Fuerteventura, 2022

My first days in El Cotillo were drenched in sand. La Calima, literally translated as haze, is the phenomenon that occurs when strong winds bring heat and dust from the Sahara Desert across the ocean channel that separates the Canaries from Africa, and it was in full swing my first few days there.

Already stunned by the desert, an environment I had spent no time in, the Calima only made a Martian landscape even more disconcerting. Fuerteventura for sure lives up to its name, literally translating as strong wind.

At first, I avoided the onshore trade winds by ducking to the breaks south of El Cotillo. Typically, the surfer half of my couple friends I was meeting up with expounded for days on how perfect it was for the month before I got there. When the first swell of my time on the island arrived the wind switched southeast, lighting up the break rich north of the island, I understood braving this alien island’s environmental harshness in the hopes of waves (and before the surfers arrived, sun).

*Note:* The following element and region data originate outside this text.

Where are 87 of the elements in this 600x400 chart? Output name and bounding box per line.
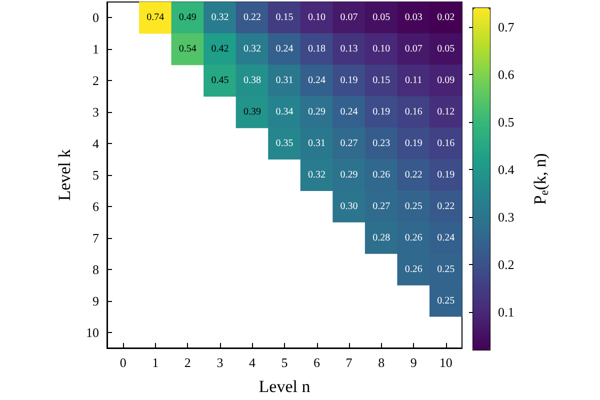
x-tick-label: 8 bbox=[378, 355, 385, 370]
data-label: 0.24 bbox=[437, 232, 455, 244]
data-label: 0.24 bbox=[340, 106, 358, 118]
data-label: 0.27 bbox=[340, 138, 358, 150]
data-label: 0.12 bbox=[437, 106, 455, 118]
data-label: 0.09 bbox=[437, 75, 455, 86]
data-label: 0.42 bbox=[211, 44, 229, 55]
data-label: 0.28 bbox=[372, 232, 390, 244]
data-label: 0.22 bbox=[404, 170, 422, 180]
data-label: 0.22 bbox=[437, 200, 455, 212]
data-label: 0.10 bbox=[308, 12, 326, 24]
x-tick-label: 5 bbox=[281, 355, 288, 370]
y-tick-label: 8 bbox=[92, 262, 99, 277]
data-label: 0.05 bbox=[437, 44, 455, 55]
y-tick-label: 9 bbox=[92, 293, 99, 308]
data-label: 0.15 bbox=[372, 75, 390, 86]
data-label: 0.13 bbox=[340, 44, 358, 55]
y-tick-label: 4 bbox=[92, 136, 100, 152]
data-label: 0.07 bbox=[404, 44, 422, 55]
data-label: 0.19 bbox=[404, 138, 422, 150]
x-tick-label: 2 bbox=[184, 355, 191, 370]
data-label: 0.18 bbox=[308, 44, 326, 55]
data-label: 0.32 bbox=[308, 170, 326, 180]
data-label: 0.32 bbox=[243, 44, 261, 55]
y-tick-label: 5 bbox=[92, 168, 99, 182]
data-label: 0.26 bbox=[404, 264, 422, 275]
data-label: 0.27 bbox=[372, 200, 390, 212]
x-tick-label: 9 bbox=[410, 355, 417, 370]
y-tick-label: 1 bbox=[92, 42, 99, 57]
data-label: 0.49 bbox=[178, 12, 196, 24]
color-bar-label: 0.1 bbox=[498, 304, 514, 320]
color-bar-title: Pe(k, n) bbox=[530, 153, 551, 205]
data-label: 0.30 bbox=[340, 200, 358, 212]
data-label: 0.38 bbox=[243, 75, 261, 86]
y-tick-label: 0 bbox=[92, 10, 99, 26]
data-label: 0.24 bbox=[276, 44, 294, 55]
color-bar-label: 0.5 bbox=[498, 114, 514, 130]
y-axis-title: Level k bbox=[55, 148, 74, 201]
y-tick-label: 7 bbox=[92, 230, 100, 246]
data-label: 0.05 bbox=[372, 12, 390, 24]
y-tick-label: 10 bbox=[86, 324, 99, 340]
color-bar-label: 0.3 bbox=[498, 210, 514, 224]
data-label: 0.25 bbox=[437, 295, 455, 306]
y-tick-label: 3 bbox=[92, 104, 99, 120]
data-label: 0.03 bbox=[404, 12, 422, 24]
x-tick-label: 4 bbox=[248, 355, 256, 370]
x-tick-label: 1 bbox=[152, 355, 159, 370]
data-label: 0.10 bbox=[372, 44, 390, 55]
data-label: 0.22 bbox=[243, 12, 261, 24]
data-label: 0.16 bbox=[404, 106, 422, 118]
data-label: 0.26 bbox=[372, 170, 390, 180]
x-tick-label: 10 bbox=[439, 355, 452, 370]
color-bar-label: 0.4 bbox=[498, 162, 515, 177]
data-label: 0.11 bbox=[405, 75, 422, 86]
y-tick-label: 6 bbox=[92, 198, 100, 214]
data-label: 0.07 bbox=[340, 12, 358, 24]
data-label: 0.19 bbox=[437, 170, 455, 180]
data-label: 0.23 bbox=[372, 138, 390, 150]
x-axis-title: Level n bbox=[258, 377, 311, 396]
color-bar-label: 0.6 bbox=[498, 67, 515, 82]
y-tick-label: 2 bbox=[92, 73, 99, 88]
color-bar-label: 0.2 bbox=[498, 257, 514, 272]
data-label: 0.02 bbox=[437, 12, 455, 24]
data-label: 0.29 bbox=[308, 106, 326, 118]
data-label: 0.74 bbox=[146, 12, 164, 24]
data-label: 0.34 bbox=[276, 106, 294, 118]
data-label: 0.25 bbox=[404, 200, 422, 212]
data-label: 0.31 bbox=[276, 75, 294, 86]
data-label: 0.25 bbox=[437, 264, 455, 275]
data-label: 0.54 bbox=[178, 44, 196, 55]
data-label: 0.16 bbox=[437, 138, 455, 150]
data-label: 0.19 bbox=[372, 106, 390, 118]
data-label: 0.29 bbox=[340, 170, 358, 180]
x-tick-label: 3 bbox=[216, 355, 224, 370]
color-bar-label: 0.7 bbox=[498, 20, 515, 34]
data-label: 0.24 bbox=[308, 75, 326, 86]
data-label: 0.32 bbox=[211, 12, 229, 24]
data-label: 0.35 bbox=[276, 138, 294, 150]
x-tick-label: 0 bbox=[120, 355, 126, 370]
data-label: 0.19 bbox=[340, 75, 358, 86]
data-label: 0.26 bbox=[404, 232, 422, 244]
data-label: 0.31 bbox=[308, 138, 326, 150]
x-tick-label: 6 bbox=[314, 355, 321, 370]
data-label: 0.45 bbox=[211, 75, 229, 86]
x-tick-label: 7 bbox=[346, 355, 353, 370]
data-label: 0.39 bbox=[243, 106, 261, 118]
data-label: 0.15 bbox=[276, 12, 294, 24]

The north of the island had 3 hubs; the more tourist-y shopping oriented Corralejo (also had some gems), the laid back, maybe even hipster-y Lajares, and sleepy El Cotillo, these winds not once, but twice pushed me to take the almost 3 hour drive to the far southwest of the island to the Peninsula de Jandia to hide from the onshore trades, sleeping in my rental car trunk twice. Out on this southwestern barren point of the island, home to a tiny one-store no-stoplight town the other-worldliness of this place peaked. It was as if I had been taken out of time.